How Webster University's Nuns Charmed Hotel Magnate Conrad Hilton Into A Big Gift
By the mid-1960s, Conrad Hilton’s brief marriage to Zsa Zsa Gabor was decades behind him. The hotel magnate was worth an estimated $100 million, but he tended to be tightfisted with both his ex-wives and his children.
So how did a pair of St. Louis nuns persuade Hilton to give them more than $1.5 million — $12.6 million in today’s dollars? As Webster University professor emeritus Allen Carl Larson discovered, it took three years of correspondence, a shared faith and a deep mutual respect. And, yes, quite a bit of cajoling.
“You are a first-class saleslady,” Hilton wrote Sister Francetta Barberis, president of what was then Webster College, in 1961. Indeed she was, as their letters charmingly attest.
Hilton’s donation led to the construction of the Loretto-Hilton Center for the Performing Arts.
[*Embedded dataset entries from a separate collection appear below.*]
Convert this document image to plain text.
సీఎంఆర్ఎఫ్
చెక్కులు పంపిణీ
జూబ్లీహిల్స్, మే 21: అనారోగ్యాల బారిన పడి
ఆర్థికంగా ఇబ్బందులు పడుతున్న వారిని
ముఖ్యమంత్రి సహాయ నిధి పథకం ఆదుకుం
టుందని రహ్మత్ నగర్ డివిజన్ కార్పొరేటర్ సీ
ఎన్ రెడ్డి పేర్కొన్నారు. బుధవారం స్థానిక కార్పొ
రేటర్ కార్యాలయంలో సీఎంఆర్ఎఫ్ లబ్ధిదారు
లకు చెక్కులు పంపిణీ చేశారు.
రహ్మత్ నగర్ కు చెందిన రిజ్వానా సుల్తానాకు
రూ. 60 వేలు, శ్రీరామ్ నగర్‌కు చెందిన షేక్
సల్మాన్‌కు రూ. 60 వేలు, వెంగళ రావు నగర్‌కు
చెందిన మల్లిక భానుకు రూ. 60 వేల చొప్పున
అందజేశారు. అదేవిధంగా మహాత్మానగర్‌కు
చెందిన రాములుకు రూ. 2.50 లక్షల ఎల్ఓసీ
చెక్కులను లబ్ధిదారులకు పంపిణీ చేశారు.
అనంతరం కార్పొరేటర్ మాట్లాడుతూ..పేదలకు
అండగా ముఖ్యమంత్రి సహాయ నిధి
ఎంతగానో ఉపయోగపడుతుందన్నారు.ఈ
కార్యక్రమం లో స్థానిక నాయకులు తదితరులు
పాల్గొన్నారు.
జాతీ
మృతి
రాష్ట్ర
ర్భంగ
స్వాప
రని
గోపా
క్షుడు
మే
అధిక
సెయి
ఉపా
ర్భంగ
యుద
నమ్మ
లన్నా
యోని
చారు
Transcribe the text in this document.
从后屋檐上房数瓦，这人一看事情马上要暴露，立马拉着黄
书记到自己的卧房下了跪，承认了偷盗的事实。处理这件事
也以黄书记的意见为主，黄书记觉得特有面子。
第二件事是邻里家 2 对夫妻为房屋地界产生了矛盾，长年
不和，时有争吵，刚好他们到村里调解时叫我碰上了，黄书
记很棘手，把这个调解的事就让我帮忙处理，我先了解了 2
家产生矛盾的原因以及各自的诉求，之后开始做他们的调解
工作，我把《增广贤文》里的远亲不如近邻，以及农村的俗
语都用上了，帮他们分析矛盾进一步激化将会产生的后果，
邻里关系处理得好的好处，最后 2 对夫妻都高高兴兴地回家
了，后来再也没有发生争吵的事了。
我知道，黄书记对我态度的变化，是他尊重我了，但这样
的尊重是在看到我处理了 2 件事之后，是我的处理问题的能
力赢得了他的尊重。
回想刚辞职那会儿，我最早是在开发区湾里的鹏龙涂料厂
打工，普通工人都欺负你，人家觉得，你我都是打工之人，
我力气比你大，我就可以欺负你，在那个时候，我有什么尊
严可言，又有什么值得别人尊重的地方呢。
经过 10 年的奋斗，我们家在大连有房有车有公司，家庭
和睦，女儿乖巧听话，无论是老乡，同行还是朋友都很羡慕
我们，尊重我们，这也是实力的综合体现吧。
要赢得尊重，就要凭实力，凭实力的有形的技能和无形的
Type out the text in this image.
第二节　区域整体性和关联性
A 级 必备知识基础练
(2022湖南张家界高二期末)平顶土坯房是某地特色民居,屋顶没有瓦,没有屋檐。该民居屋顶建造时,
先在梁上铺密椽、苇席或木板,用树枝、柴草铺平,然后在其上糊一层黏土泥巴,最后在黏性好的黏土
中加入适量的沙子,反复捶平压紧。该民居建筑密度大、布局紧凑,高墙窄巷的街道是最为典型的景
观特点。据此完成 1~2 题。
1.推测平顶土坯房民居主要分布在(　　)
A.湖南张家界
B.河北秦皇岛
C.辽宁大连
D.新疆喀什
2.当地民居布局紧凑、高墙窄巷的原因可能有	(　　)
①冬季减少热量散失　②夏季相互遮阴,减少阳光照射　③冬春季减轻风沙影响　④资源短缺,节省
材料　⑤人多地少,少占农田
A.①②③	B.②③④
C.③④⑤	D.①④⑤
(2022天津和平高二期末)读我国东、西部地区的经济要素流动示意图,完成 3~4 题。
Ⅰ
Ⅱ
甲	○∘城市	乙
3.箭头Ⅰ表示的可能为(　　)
On the campus of Webster University, the facility today houses the Repertory Theatre of St. Louis, Opera Theatre of St. Louis and the university’s Conservatory of Theatre Arts.
The letters among Hilton, Barberis and Sister Jacqueline Grennan were nearly destroyed. Larson happened upon them while he was moving into his rental housing near the Webster campus to become the music director of the Webster Symphony Orchestra.
“I asked the young man next door where to put our packing debris,” he recalled on St. Louis on the Air. “He said, ‘Put them right here in this pile of stuff; it’s going to be picked up tomorrow.'” Glancing at the pile, he saw some folders labeled “Conrad Hilton” — and started reading.
Given permission to take the files, he was blown away by the story they told.
“I sat down and started reading it, and my helpers that day moving in and my family were quite disappointed,” he said. “I’m sitting there reading files, and they’re out there carrying boxes and chairs and whatever else in and out of the house. I knew right away it was interesting; I couldn’t stop reading it.
“When I came to a certain important telegram later on in the second file,” he continued, “I literally teared up. It was such a dramatic story in how they pleaded and cajoled various ways to get him to spend the money.”
More than 40 years later, the correspondence Larson saved for posterity are the subject of his new book, “The Sister Backstage: A Story of Faith, Perseverance and the Loretto-Hilton Theatre.” The book reprints the letters and telegrams in their original form, with telegrams and letterhead alike faithfully preserved.